Title Page to Views of the Public Buildings in the City of New York (with The Rotunda, City Hall Park)
Not on view
A.J. Davis here depicts the Rotunda in City Hall Park. From 1818 to 1870 this stood near the corner of Chambers and Cross (now Center) Streets in New York, facing the park. The brick structure was erected to house John Vanderlyn's "Panoramic View of the Palace and Gardens of Versailles" (MMA 52.184). Modeled on the Pantheon in Rome, the building measured 56 feet in diameter, had a central skylight, and was financed by donations from John Jacob Astor and others. The city leased the site to Vanderlyn for "a peppercorn a year" from March 1817 for nine years, then extended his lease through 1829.

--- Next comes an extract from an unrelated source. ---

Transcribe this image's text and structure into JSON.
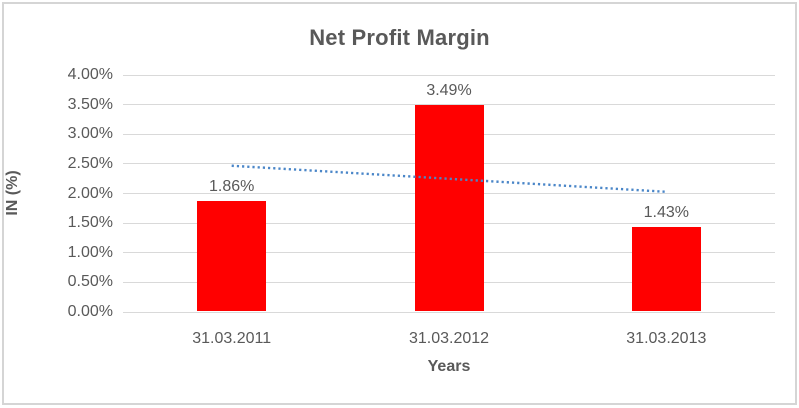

When the building opened in 1818, Vanderlyn's painting was unfinished, so other panoramas were shown, including a "View of the City of Paris," by [Henry Aston?] Barker (October 1818), and "The Attack of the Allied Forces on Paris" (January 1819). Vanderlyn's work debuted in May 1820 but, when ticket sales failed to cover his financial outlay, it toured intermittently. Other panoramas brought in at such times included views of Athens (July 1825), Geneva (April 1829), and Mexico (March 1828), the latter painted by William Bullock and John and Robert Burford. After Vanderlyn's departure, the city continued the pattern by showing a panorama of Lima (November 1829) and Frederick Catherwood's panorama of the Eternal City (Rome) (July 1840). In 1845 they granted the space rent free to the New-York Gallery of the Fine Arts to display their collection of paintings; built around a core assembled by Lumen Reed these went to the New York Historical Society in 1848. At other times, the Rotunda served the city as a criminal court (October 1829), a court of sessions (March-May 1830), a marine court (January 1831), a "Sessions Hall" for city government (January 1831), a naturalization office (1834), and a post office (1837). In August 1848, the interior was refitted for city offices and, in 1870, the building demolished. Today, the site is marked by a bronze plaque.